Comme vous avez pu le voir la France est réduite de plus de moitié
et ceux qui restent sont entièrement à la merci des Boches et forcés
de travailler contre la France même [...]. Je viens à l’instant encore
de lire les clauses de l’armistice et même les colonies, si elles ne sont
pas accaparées, sont isolées de la métropole ; et l’Allemagne [...] se
réserve bien, après s’être débarrassée des Anglais, le droit de les
empocher avec l’Italie. Vous voyez donc la situation tragique dans
laquelle se trouve la France après avoir accepté cet armistices qu’elle
aurait dû rejeter.
Il est vraiment dommage que tous les Français [...] ne se rendent pas
compte maintenant de ce que peut arriver plus tard ! Je vois tous les
soldats sont contents ou presque de cet armistice mais plus tard ils
verront leurs erreurs et réagiront, je l’espère.

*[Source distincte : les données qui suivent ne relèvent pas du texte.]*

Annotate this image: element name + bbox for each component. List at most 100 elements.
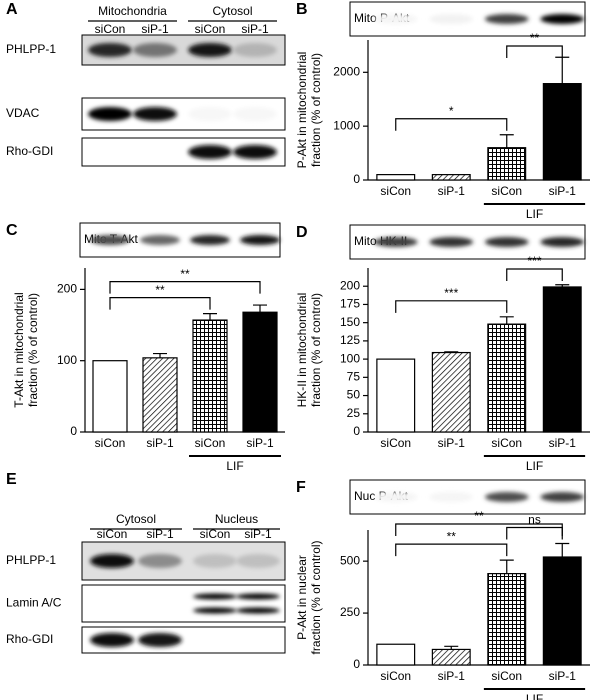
significance-label: ** bbox=[155, 283, 165, 297]
significance-bracket bbox=[506, 526, 563, 540]
blot-panel: A Mitochondria siCon siP-1 Cytosol siCon siP-1… bbox=[6, 1, 286, 167]
x-tick-label: siP-1 bbox=[438, 184, 466, 198]
significance-label: *** bbox=[527, 254, 541, 268]
blot-bands bbox=[90, 235, 280, 245]
bar bbox=[431, 648, 471, 666]
x-tick-label: siP-1 bbox=[246, 436, 274, 450]
blot-bands bbox=[373, 492, 585, 502]
blot-band bbox=[88, 107, 132, 121]
error-bar bbox=[499, 559, 514, 574]
group-label: LIF bbox=[526, 207, 543, 221]
y-tick-label: 1000 bbox=[333, 118, 360, 132]
error-bar bbox=[555, 542, 570, 557]
blot-band bbox=[133, 43, 177, 57]
lane-label: siCon bbox=[97, 527, 128, 541]
blot-band bbox=[240, 235, 280, 245]
bar bbox=[487, 573, 527, 666]
significance-bracket bbox=[109, 297, 211, 310]
blot-band bbox=[140, 235, 180, 245]
x-tick-label: siP-1 bbox=[438, 669, 466, 683]
blot-band bbox=[190, 235, 230, 245]
lane-label: siP-1 bbox=[146, 527, 174, 541]
blot-band bbox=[90, 235, 130, 245]
bar bbox=[542, 286, 582, 433]
x-tick-label: siCon bbox=[380, 436, 411, 450]
blot-band bbox=[138, 633, 182, 647]
panel-label: A bbox=[6, 1, 18, 18]
y-tick-label: 200 bbox=[57, 282, 77, 296]
y-tick-label: 50 bbox=[347, 388, 361, 402]
lane-label: siCon bbox=[95, 22, 126, 36]
bar bbox=[542, 83, 582, 181]
blot-band bbox=[133, 107, 177, 121]
blot-band bbox=[236, 554, 280, 568]
x-tick-label: siP-1 bbox=[549, 669, 577, 683]
significance-label: ns bbox=[528, 513, 541, 527]
significance-bracket bbox=[506, 45, 563, 58]
x-tick-label: siP-1 bbox=[146, 436, 174, 450]
y-axis-label-line: P-Akt in nuclear bbox=[295, 555, 309, 640]
x-tick-label: siCon bbox=[195, 436, 226, 450]
blot-band bbox=[88, 43, 132, 57]
blot-band bbox=[540, 14, 585, 24]
blot-band bbox=[373, 14, 418, 24]
y-axis-label-line: T-Akt in mitochondrial bbox=[12, 292, 26, 407]
bar bbox=[376, 174, 416, 181]
y-tick-label: 150 bbox=[340, 315, 360, 329]
y-axis-label: T-Akt in mitochondrialfraction (% of con… bbox=[12, 292, 40, 407]
x-tick-label: siCon bbox=[95, 436, 126, 450]
bar bbox=[487, 323, 527, 433]
bar bbox=[376, 643, 416, 666]
group-label: Cytosol bbox=[212, 4, 252, 18]
blot-band bbox=[193, 607, 237, 614]
y-tick-label: 125 bbox=[340, 333, 360, 347]
panel-label: B bbox=[296, 1, 308, 18]
error-bar bbox=[153, 352, 167, 358]
error-bar bbox=[444, 351, 459, 353]
group-label: LIF bbox=[526, 459, 543, 473]
significance-label: ** bbox=[447, 529, 457, 543]
blot-bands bbox=[373, 237, 585, 247]
y-axis-label: P-Akt in mitochondrialfraction (% of con… bbox=[295, 52, 323, 169]
bar bbox=[431, 351, 471, 433]
significance-bracket bbox=[395, 300, 508, 313]
significance-bracket bbox=[395, 118, 508, 131]
error-bar bbox=[499, 134, 514, 148]
row-label: Rho-GDI bbox=[6, 144, 53, 158]
blot-band bbox=[138, 554, 182, 568]
group-label: Mitochondria bbox=[98, 4, 167, 18]
blot-band bbox=[188, 107, 232, 121]
y-tick-label: 0 bbox=[353, 172, 360, 186]
x-tick-label: siCon bbox=[491, 184, 522, 198]
blot-band bbox=[236, 607, 280, 614]
blot-band bbox=[188, 43, 232, 57]
group-label: Nucleus bbox=[215, 512, 258, 526]
y-axis-label-line: fraction (% of control) bbox=[309, 293, 323, 407]
bar bbox=[242, 311, 278, 433]
blot-band bbox=[484, 237, 529, 247]
y-tick-label: 100 bbox=[57, 353, 77, 367]
blot-band bbox=[429, 492, 474, 502]
y-tick-label: 25 bbox=[347, 406, 361, 420]
error-bar bbox=[555, 284, 570, 287]
blot-strip bbox=[81, 584, 286, 623]
significance-bracket bbox=[506, 268, 563, 281]
error-bar bbox=[499, 316, 514, 325]
bar bbox=[376, 358, 416, 433]
y-axis-label-line: fraction (% of control) bbox=[309, 540, 323, 654]
blot-band bbox=[233, 107, 277, 121]
blot-band bbox=[193, 593, 237, 600]
lane-label: siCon bbox=[200, 527, 231, 541]
error-bar bbox=[444, 645, 459, 650]
error-bar bbox=[555, 56, 570, 84]
significance-bracket bbox=[395, 543, 508, 557]
bar bbox=[431, 174, 471, 181]
row-label: PHLPP-1 bbox=[6, 42, 56, 56]
error-bar bbox=[203, 313, 217, 321]
y-axis-label: HK-II in mitochondrialfraction (% of con… bbox=[295, 293, 323, 408]
y-tick-label: 250 bbox=[340, 605, 360, 619]
row-label: Lamin A/C bbox=[6, 596, 62, 610]
panel-label: C bbox=[6, 222, 18, 239]
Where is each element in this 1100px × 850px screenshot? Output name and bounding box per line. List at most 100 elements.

Quant à moi, je suis maintenant ici avec les Français [...] qui
n’acceptent pas un tel sort pour la France, nous allons former un
corps français et nous battre avec les Anglais qui seuls peuvent
désormais nous sauver. Et, croyez-moi, que le temps sera peut-être
long mais la victoire viendra. Heureusement encore que des chefs
comme le général de Gaulle restent encore. L’honneur n’est pas tout
à fait oublié.
Je ne crois pas pouvoir vous donner d’adresse. Soyez tranquilles à
mon sujet. Tout ira bien [...]. Je vous quitte maintenant en vous
priant d’embrasser la famille et pour vous je réserve mes plus gros et
tendres poutous. »
Lettres de Georges Delrieu à ses parents, écrite à Liverpool et datée
du 30 juin 1940, archives familiales.
Georges Delrieu, footballeur professionnel, 1919-1940, embarque le 21 juin 1940 pour l'Angleterre, puis combat au sein des FFL en Afrique et en Italien. Il meurt au combat le 5 juin 1944. Il est fait compagnon de la Libération.